Does anything normal ever happen in Vegas during SEMA week? Or is it all just endless days and nights of adventure? One twisted escapade blending into the next until you lose all track of time, and you find yourself asking people what day it is. For most, the week starts out on Monday, setting up the display booth, planning meetings, making lists of tasks: people you need to network with, the desired goals of those meetings, work related research to keep up with what’s current in the industry. It all starts out as serious business. Go forward, get the job done, task accomplished… next.
But somewhere around the middle of the week, the nights of little sleep in a town that truly comes fully alive after dark, takes a toll. Your body running on adrenaline, your mind only half cognizant. Go to dinner with clients or business associates or friends. You tell yourself, ‘After dinner, I’ll go to the room and check emails, then straight to bed to get up early for the show.’ But you’re not really all that tired and decide to make a quick stop by the Circle Bar at the Hard Rock. Just to have one drink and see whose hanging out. Be back at the room by midnight. Good plan. Then suddenly its 3 am and you have to get up at 6:30.
By Friday afternoon you realize you haven’t even looked at those lists you made and SEMA will be officially over in less than an hour.
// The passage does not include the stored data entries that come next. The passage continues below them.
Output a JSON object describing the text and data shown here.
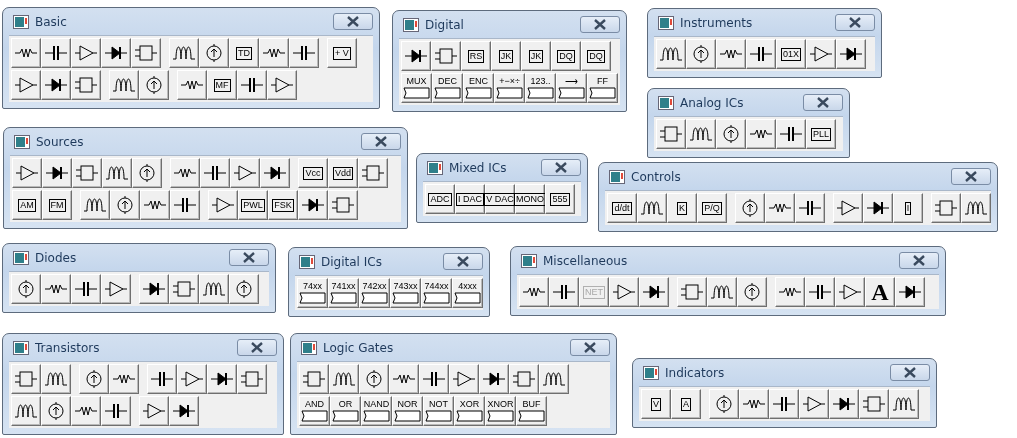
{
  "palettes": [
    {
      "title": "Basic",
      "rows": [
        [
          [
            {
              "kind": "symbol"
            },
            {
              "kind": "symbol"
            },
            {
              "kind": "symbol"
            },
            {
              "kind": "symbol"
            },
            {
              "kind": "symbol"
            }
          ],
          [
            {
              "kind": "symbol"
            },
            {
              "kind": "symbol"
            },
            {
              "kind": "tag",
              "label": "TD"
            },
            {
              "kind": "symbol"
            },
            {
              "kind": "symbol"
            }
          ],
          [
            {
              "kind": "tag",
              "label": "+ V"
            }
          ]
        ],
        [
          [
            {
              "kind": "symbol"
            },
            {
              "kind": "symbol"
            },
            {
              "kind": "symbol"
            }
          ],
          [
            {
              "kind": "symbol"
            },
            {
              "kind": "symbol"
            }
          ],
          [
            {
              "kind": "symbol"
            },
            {
              "kind": "tag",
              "label": "MF"
            },
            {
              "kind": "symbol"
            },
            {
              "kind": "symbol"
            }
          ]
        ]
      ]
    },
    {
      "title": "Digital",
      "rows": [
        [
          [
            {
              "kind": "symbol"
            },
            {
              "kind": "symbol"
            },
            {
              "kind": "tag",
              "label": "RS"
            },
            {
              "kind": "tag",
              "label": "JK"
            },
            {
              "kind": "tag",
              "label": "JK"
            },
            {
              "kind": "tag",
              "label": "DQ"
            },
            {
              "kind": "tag",
              "label": "DQ"
            }
          ]
        ],
        [
          [
            {
              "kind": "chip",
              "label": "MUX"
            },
            {
              "kind": "chip",
              "label": "DEC"
            },
            {
              "kind": "chip",
              "label": "ENC"
            },
            {
              "kind": "chip",
              "label": "+−×÷"
            },
            {
              "kind": "chip",
              "label": "123.."
            },
            {
              "kind": "chip",
              "label": "⟶"
            },
            {
              "kind": "chip",
              "label": "FF"
            }
          ]
        ]
      ]
    },
    {
      "title": "Instruments",
      "rows": [
        [
          [
            {
              "kind": "symbol"
            },
            {
              "kind": "symbol"
            },
            {
              "kind": "symbol"
            },
            {
              "kind": "symbol"
            },
            {
              "kind": "tag",
              "label": "01X"
            },
            {
              "kind": "symbol"
            },
            {
              "kind": "symbol"
            }
          ]
        ]
      ]
    },
    {
      "title": "Analog ICs",
      "rows": [
        [
          [
            {
              "kind": "symbol"
            },
            {
              "kind": "symbol"
            },
            {
              "kind": "symbol"
            },
            {
              "kind": "symbol"
            },
            {
              "kind": "symbol"
            },
            {
              "kind": "tag",
              "label": "PLL"
            }
          ]
        ]
      ]
    },
    {
      "title": "Sources",
      "rows": [
        [
          [
            {
              "kind": "symbol"
            },
            {
              "kind": "symbol"
            },
            {
              "kind": "symbol"
            },
            {
              "kind": "symbol"
            },
            {
              "kind": "symbol"
            }
          ],
          [
            {
              "kind": "symbol"
            },
            {
              "kind": "symbol"
            },
            {
              "kind": "symbol"
            },
            {
              "kind": "symbol"
            }
          ],
          [
            {
              "kind": "tag",
              "label": "Vcc"
            },
            {
              "kind": "tag",
              "label": "Vdd"
            },
            {
              "kind": "symbol"
            }
          ]
        ],
        [
          [
            {
              "kind": "tag",
              "label": "AM"
            },
            {
              "kind": "tag",
              "label": "FM"
            }
          ],
          [
            {
              "kind": "symbol"
            },
            {
              "kind": "symbol"
            },
            {
              "kind": "symbol"
            },
            {
              "kind": "symbol"
            }
          ],
          [
            {
              "kind": "symbol"
            },
            {
              "kind": "tag",
              "label": "PWL"
            },
            {
              "kind": "tag",
              "label": "FSK"
            },
            {
              "kind": "symbol"
            },
            {
              "kind": "symbol"
            }
          ]
        ]
      ]
    },
    {
      "title": "Mixed ICs",
      "rows": [
        [
          [
            {
              "kind": "tag",
              "label": "ADC"
            },
            {
              "kind": "tag",
              "label": "I DAC"
            },
            {
              "kind": "tag",
              "label": "V DAC"
            },
            {
              "kind": "tag",
              "label": "MONO"
            },
            {
              "kind": "tag",
              "label": "555"
            }
          ]
        ]
      ]
    },
    {
      "title": "Controls",
      "rows": [
        [
          [
            {
              "kind": "tag",
              "label": "d/dt"
            },
            {
              "kind": "symbol"
            },
            {
              "kind": "tag",
              "label": "K"
            },
            {
              "kind": "tag",
              "label": "P/Q"
            }
          ],
          [
            {
              "kind": "symbol"
            },
            {
              "kind": "symbol"
            },
            {
              "kind": "symbol"
            }
          ],
          [
            {
              "kind": "symbol"
            },
            {
              "kind": "symbol"
            },
            {
              "kind": "tag",
              "label": "I"
            }
          ],
          [
            {
              "kind": "symbol"
            },
            {
              "kind": "symbol"
            }
          ]
        ]
      ]
    },
    {
      "title": "Diodes",
      "rows": [
        [
          [
            {
              "kind": "symbol"
            },
            {
              "kind": "symbol"
            },
            {
              "kind": "symbol"
            },
            {
              "kind": "symbol"
            }
          ],
          [
            {
              "kind": "symbol"
            },
            {
              "kind": "symbol"
            },
            {
              "kind": "symbol"
            },
            {
              "kind": "symbol"
            }
          ]
        ]
      ]
    },
    {
      "title": "Digital ICs",
      "rows": [
        [
          [
            {
              "kind": "chip",
              "label": "74xx"
            },
            {
              "kind": "chip",
              "label": "741xx"
            },
            {
              "kind": "chip",
              "label": "742xx"
            },
            {
              "kind": "chip",
              "label": "743xx"
            },
            {
              "kind": "chip",
              "label": "744xx"
            },
            {
              "kind": "chip",
              "label": "4xxx"
            }
          ]
        ]
      ]
    },
    {
      "title": "Miscellaneous",
      "rows": [
        [
          [
            {
              "kind": "symbol",
              "disabled": false
            },
            {
              "kind": "symbol",
              "disabled": false
            },
            {
              "kind": "tag",
              "label": "NET",
              "disabled": true
            },
            {
              "kind": "symbol",
              "disabled": false
            },
            {
              "kind": "symbol",
              "disabled": false
            }
          ],
          [
            {
              "kind": "symbol",
              "disabled": false
            },
            {
              "kind": "symbol",
              "disabled": false
            },
            {
              "kind": "symbol",
              "disabled": false
            }
          ],
          [
            {
              "kind": "symbol",
              "disabled": false
            },
            {
              "kind": "symbol",
              "disabled": false
            },
            {
              "kind": "symbol",
              "disabled": false
            },
            {
              "kind": "letter",
              "label": "A",
              "disabled": false
            },
            {
              "kind": "symbol",
              "disabled": false
            }
          ]
        ]
      ]
    },
    {
      "title": "Transistors",
      "rows": [
        [
          [
            {
              "kind": "symbol"
            },
            {
              "kind": "symbol"
            }
          ],
          [
            {
              "kind": "symbol"
            },
            {
              "kind": "symbol"
            }
          ],
          [
            {
              "kind": "symbol"
            },
            {
              "kind": "symbol"
            },
            {
              "kind": "symbol"
            },
            {
              "kind": "symbol"
            }
          ]
        ],
        [
          [
            {
              "kind": "symbol"
            },
            {
              "kind": "symbol"
            },
            {
              "kind": "symbol"
            },
            {
              "kind": "symbol"
            }
          ],
          [
            {
              "kind": "symbol"
            },
            {
              "kind": "symbol"
            }
          ]
        ]
      ]
    },
    {
      "title": "Logic Gates",
      "rows": [
        [
          [
            {
              "kind": "symbol"
            },
            {
              "kind": "symbol"
            },
            {
              "kind": "symbol"
            },
            {
              "kind": "symbol"
            },
            {
              "kind": "symbol"
            },
            {
              "kind": "symbol"
            },
            {
              "kind": "symbol"
            },
            {
              "kind": "symbol"
            },
            {
              "kind": "symbol"
            }
          ]
        ],
        [
          [
            {
              "kind": "chip",
              "label": "AND"
            },
            {
              "kind": "chip",
              "label": "OR"
            },
            {
              "kind": "chip",
              "label": "NAND"
            },
            {
              "kind": "chip",
              "label": "NOR"
            },
            {
              "kind": "chip",
              "label": "NOT"
            },
            {
              "kind": "chip",
              "label": "XOR"
            },
            {
              "kind": "chip",
              "label": "XNOR"
            },
            {
              "kind": "chip",
              "label": "BUF"
            }
          ]
        ]
      ]
    },
    {
      "title": "Indicators",
      "rows": [
        [
          [
            {
              "kind": "tag",
              "label": "V"
            },
            {
              "kind": "tag",
              "label": "A"
            }
          ],
          [
            {
              "kind": "symbol"
            },
            {
              "kind": "symbol"
            },
            {
              "kind": "symbol"
            },
            {
              "kind": "symbol"
            },
            {
              "kind": "symbol"
            },
            {
              "kind": "symbol"
            },
            {
              "kind": "symbol"
            }
          ]
        ]
      ]
    }
  ]
}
Unless of course you are Craig Fraser and carry the Clipboard of Doom with all those lists neatly organized, tasks precisely checked off as they are accomplished. But I am not Craig Fraser.
I am the opposite of Craig, making it up as I go along, flying by the seat of my pants and somehow against the laws of the universe, accomplishing tasks on that forgotten list. An anomaly dependant on fate and luck.
So here I sit on a post SEMA Saturday night in Vegas. I’m hiding out in the Earnhardt Suite at Casa Del Gregory, an expansive adobe house on the edge of the mountains west of Vegas. I arrived at 9pm to find a box of cookies and candies on the bed. The cookies were badly needed. I’m wide awake as the exhilaration of the week has not yet worn off. Too wired to sleep, too tired to do much of anything else.
Visions of the past week running through my head. Sitting at a table with Kris Krome, his dad telling mind-blowing stories. Running into Rich Evans crossing Paradise Rd. Chip Foose standing in front of the convention center at 8pm, no crowds around him, just another guy looking around, trying to figure out where he needs to be.
What had been planned to be a morning interview today, turned into an all day debacle, complete with interview and 2 photo shoots. I felt guilty taking up so much of Kris Krome’s time, but when you get a great story, you have to run with it and get the most of out it. Sometimes you get one chance and to wait is to lose that chance. The opportunity to tell someone’s story. And when that story is as good as Kris’s, you grab on and don’t let go. His interview and the feature on his AMD winning Triumph will be in an upcoming issue of Cycle Source.
Trying to write about this week makes me realize I need to re-read some Hunter Thompson. Only the good doctor could truly capture the essence of such an experience. To depict it in words. But that’s how this whole week was.
SEMA is the best of the best. The best car and bike builders, the best painters, the best wrenches, all displaying their hard work. I was overwhelmed by the talent, the artistry at that show. Of course the House of Kolor booth was visual sensory overload and hangout central for anyone remotely interested in custom paint. Some of the best airbrush artists in the world gave demos there. Comon, where else can you sit and watch a kickass artist like Mike Lavallee create his twisted art right before you AND ask him questions?
I was so overwhelmed by the talent pouring out of these guys, it made me want to go back to welding on bikes instead of painting them. They make this shit look easy. There was tons of stuff going on HOK, they showed off their new Shimron2 VOC compliant paint, they had the first House of Kolor Hall of Fame induction, legends like Sam Barris.
There was a silent auction for Kyle Petty’s Victory Junction Gang Camp. I got into a wicked bidding war with an HOK exec over a fiberglass fishing lure. And you could bid on the panels being painted. In fact, HOK will be having a new silent auction on their website very soon and I’ll be sure to post it when it starts up.
SATA Spray Equipment was another party booth. Super cool artists like Jack Giachino, Lea Gahl showed their stuff while Chip Foose signed autographs and displayed his brutal old Ford F100 and Kris Krome showed his SATAjet custom bike. And new SATA products to learn about.
I could go on and on…but I won’t. Not tonight anyway. Soon to come on Bikernet, I’m starting a series of paint features on Bikernet. Its 11 pm here. 2 AM back home in NC. But time doesn’t mean much right now. For those who attended SEMA, it will take several days at home to feel normal again. For time to feel in the correct place.
So for now, until the pictures get crunched and the articles find their way into various publications, it’s good night from a quiet spot on the edge of the desert. The lights of Vegas sparkling in the distance, a place where time is just another illusion.